I keep this principle in my online society too. My Facebook contacts are a different set to my LinkedIn contacts. It would appear, though, that Facebook are wanting to change that. Techcrunch is reporting that Facebook is making changes that could enable it to know about both sets, but treat them differently:

But that’s changing, fast. First, we noted that Facebook is creating friend grouping last month. By specifying certain friends as professional contacts, a whole different set of content can be shown to them (sans the dating status and pictures of you getting drunk). Or as Nick O’Neil puts it, Facebook may be growing up.

And now Facebook is quietly making changes to their data structure to allow for the concept of “networking.”

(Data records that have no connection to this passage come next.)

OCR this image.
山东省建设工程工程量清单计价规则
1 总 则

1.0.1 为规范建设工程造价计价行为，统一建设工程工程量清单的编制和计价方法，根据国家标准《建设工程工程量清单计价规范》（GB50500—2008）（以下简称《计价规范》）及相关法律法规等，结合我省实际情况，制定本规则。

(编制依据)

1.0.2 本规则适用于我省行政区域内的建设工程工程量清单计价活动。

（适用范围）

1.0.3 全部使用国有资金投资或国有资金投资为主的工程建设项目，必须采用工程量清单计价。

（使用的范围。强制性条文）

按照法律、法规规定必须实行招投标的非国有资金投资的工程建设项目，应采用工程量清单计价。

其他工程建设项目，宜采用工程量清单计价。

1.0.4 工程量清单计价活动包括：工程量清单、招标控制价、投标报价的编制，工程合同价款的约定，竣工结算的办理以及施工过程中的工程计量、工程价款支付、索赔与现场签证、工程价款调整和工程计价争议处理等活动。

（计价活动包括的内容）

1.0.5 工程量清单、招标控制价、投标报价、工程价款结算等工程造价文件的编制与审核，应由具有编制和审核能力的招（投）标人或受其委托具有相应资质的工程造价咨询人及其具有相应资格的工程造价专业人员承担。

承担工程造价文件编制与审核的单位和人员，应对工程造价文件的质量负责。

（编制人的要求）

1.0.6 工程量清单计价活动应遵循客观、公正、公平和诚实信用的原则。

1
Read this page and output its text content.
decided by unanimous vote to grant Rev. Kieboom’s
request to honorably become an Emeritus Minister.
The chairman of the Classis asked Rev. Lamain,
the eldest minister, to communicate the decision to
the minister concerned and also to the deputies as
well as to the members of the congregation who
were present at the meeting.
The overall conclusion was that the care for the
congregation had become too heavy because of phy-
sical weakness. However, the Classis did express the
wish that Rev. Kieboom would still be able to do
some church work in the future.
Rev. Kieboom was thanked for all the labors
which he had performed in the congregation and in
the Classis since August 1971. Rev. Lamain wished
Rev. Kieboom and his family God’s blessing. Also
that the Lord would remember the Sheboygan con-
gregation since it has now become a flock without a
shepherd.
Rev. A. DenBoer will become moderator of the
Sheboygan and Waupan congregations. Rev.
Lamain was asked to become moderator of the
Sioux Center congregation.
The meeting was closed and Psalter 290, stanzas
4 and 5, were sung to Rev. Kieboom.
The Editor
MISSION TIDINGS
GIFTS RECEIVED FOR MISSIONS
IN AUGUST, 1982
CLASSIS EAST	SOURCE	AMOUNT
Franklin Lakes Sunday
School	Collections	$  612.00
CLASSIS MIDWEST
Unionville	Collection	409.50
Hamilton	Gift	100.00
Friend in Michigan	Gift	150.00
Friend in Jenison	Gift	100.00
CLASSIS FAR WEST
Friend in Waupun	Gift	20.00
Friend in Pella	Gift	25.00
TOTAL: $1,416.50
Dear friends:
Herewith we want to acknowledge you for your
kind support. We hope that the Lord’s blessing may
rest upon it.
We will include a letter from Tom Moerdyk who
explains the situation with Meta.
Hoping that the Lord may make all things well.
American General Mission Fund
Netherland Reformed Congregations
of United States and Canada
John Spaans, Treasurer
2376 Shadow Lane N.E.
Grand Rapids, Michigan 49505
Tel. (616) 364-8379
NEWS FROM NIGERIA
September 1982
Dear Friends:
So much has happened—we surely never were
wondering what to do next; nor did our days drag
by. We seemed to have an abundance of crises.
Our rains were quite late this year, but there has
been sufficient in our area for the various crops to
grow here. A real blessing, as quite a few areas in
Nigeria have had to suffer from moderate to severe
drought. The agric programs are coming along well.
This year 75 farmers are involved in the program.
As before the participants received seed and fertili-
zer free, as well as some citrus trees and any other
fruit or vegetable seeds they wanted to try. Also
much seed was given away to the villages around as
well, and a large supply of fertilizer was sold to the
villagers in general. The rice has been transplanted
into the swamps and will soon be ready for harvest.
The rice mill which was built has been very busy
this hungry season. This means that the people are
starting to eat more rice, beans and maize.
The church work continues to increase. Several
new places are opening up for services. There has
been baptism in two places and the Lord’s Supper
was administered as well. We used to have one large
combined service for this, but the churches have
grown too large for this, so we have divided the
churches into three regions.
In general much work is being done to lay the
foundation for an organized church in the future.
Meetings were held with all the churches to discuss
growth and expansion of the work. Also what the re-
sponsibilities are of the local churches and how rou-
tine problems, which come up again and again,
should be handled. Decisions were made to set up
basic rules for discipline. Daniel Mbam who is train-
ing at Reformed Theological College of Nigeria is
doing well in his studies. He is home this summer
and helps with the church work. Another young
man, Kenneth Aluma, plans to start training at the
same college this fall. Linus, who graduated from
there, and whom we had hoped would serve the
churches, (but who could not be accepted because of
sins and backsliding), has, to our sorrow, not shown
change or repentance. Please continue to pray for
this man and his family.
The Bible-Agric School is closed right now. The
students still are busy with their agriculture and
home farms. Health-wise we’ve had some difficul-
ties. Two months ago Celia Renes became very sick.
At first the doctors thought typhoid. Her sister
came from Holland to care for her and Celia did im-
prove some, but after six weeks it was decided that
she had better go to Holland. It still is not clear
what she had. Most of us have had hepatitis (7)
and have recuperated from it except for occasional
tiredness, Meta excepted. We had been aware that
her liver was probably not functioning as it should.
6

Once launched, Facebook (or third party developers) could add a lot of functionality around networking. Applications could be developed that show a social graph for users who’ve said they want to network that goes much deeper than one level of friends. You could, for example, use Facebook’s people search (which is now public) to not only find people, but see exactly how you are connected to them. In effect, Facebook could build a LinkedIn-type networking application within the overall Facebook network. And that could be very bad for LinkedIn in the long run.

I’m not sure how I would feel about having one tool and two different sets of relationships. The relationships are different. I might set my status to “Graham Chastney is feeling tired” in Facebook, but that’s not something I would necessarily want to tell all of my professional contacts. I’d also want to be able to mark all of the applications as professional or personal. Take the bookshelf type applications, I might want to tell my friends a different thing to my colleagues. Would I really want to poke a professional contact?